Hawaii’s Department of Health last week announced it had added Amyotrophic Lateral Sclerosis (ALS) to its list of qualifying conditions for medical cannabis use.
ALS is also often referred to as motor neurone disease (MND) or Lou Gehrig’s disease. It’s a condition that impacts on the nervous system, weakening muscles. The disease is progressive and has no cure. Those suffering from the disease eventually lose the ability to speak, eat, move and breathe. Most patients die within 3 – 5 years of the onset of symptoms, but some have been known to live more than 10 years.
While rare, it is the most common degenerative disease of the motor neuron system, with an incidence of around 1–3 cases per 100,000 population per year.
The DOH’s decision was based on review and analysis of written and oral testimony, a public hearing and peer-reviewed scientific evidence.
“Although the Hawaii Department of Health found little evidence to support the value of medical cannabis for ALS; DOH determined medical cannabis may be appropriate for patients diagnosed with ALS after receiving a comprehensive assessment by a patient’s physician or APRN and a risk-benefit discussion,” says a statement from the Department.

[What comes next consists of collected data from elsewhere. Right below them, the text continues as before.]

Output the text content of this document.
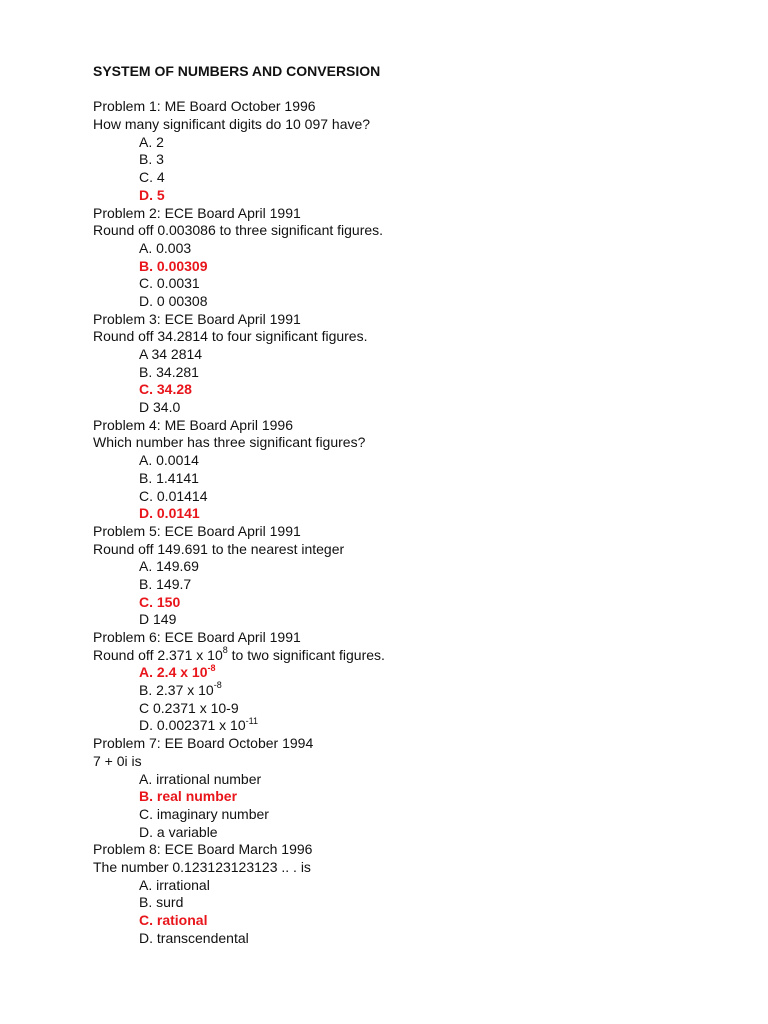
SYSTEM OF NUMBERS AND CONVERSION
Problem 1: ME Board October 1996
How many significant digits do 10 097 have?
A. 2
B. 3
C. 4
D. 5
Problem 2: ECE Board April 1991
Round off 0.003086 to three significant figures.
A. 0.003
B. 0.00309
C. 0.0031
D. 0 00308
Problem 3: ECE Board April 1991
Round off 34.2814 to four significant figures.
A 34 2814
B. 34.281
C. 34.28
D 34.0
Problem 4: ME Board April 1996
Which number has three significant figures?
A. 0.0014
B. 1.4141
C. 0.01414
D. 0.0141
Problem 5: ECE Board April 1991
Round off 149.691 to the nearest integer
A. 149.69
B. 149.7
C. 150
D 149
Problem 6: ECE Board April 1991
Round off 2.371 x $10^8$ to two significant figures.
A. 2.4 x $10^{-8}$
B. 2.37 x $10^{-8}$
C 0.2371 x 10-9
D. 0.002371 x $10^{-11}$
Problem 7: EE Board October 1994
7 + 0i is
A. irrational number
B. real number
C. imaginary number
D. a variable
Problem 8: ECE Board March 1996
The number 0.123123123123 .. . is
A. irrational
B. surd
C. rational
D. transcendental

While the DOH aren’t particularly bullish on the potential for cannabis in treating ALS patients, a study review published earlier this year in the journal Neural Generation Research offered hope:
“..there is a valid rationale to propose the use of cannabinoid compounds in the pharmacological management of ALS patients. Cannabinoids indeed are able to delay ALS progression and prolong survival.”
However, the review authors note most of the studies examined related to investigating the neuroprotective potential of cannabis compounds and were performed in animal models. The few human clinical trials of cannabis-based medicines were focused only on the alleviation of ALS-related symptoms, not on the control of disease progression.
29 states and U.S. jurisdictions permit medical cannabis and of those, 19 include ALS as a qualifying health condition for programs.
Hawaii’s decision was a result of a petitioning process. Another condition submitted for consideration was general anxiety disorder (GAD), which was declined due to what the DOH says was inconclusive medical evidence cannabis has beneficial use in the treatment or alleviation of symptoms of anxiety, social phobia and social anxiety disorder (SAD), and no evidence specifically related to general anxiety disorder.
Medical cannabis has been legal in Hawaii for many years. 19,190 patients were registered as at the end of September this year.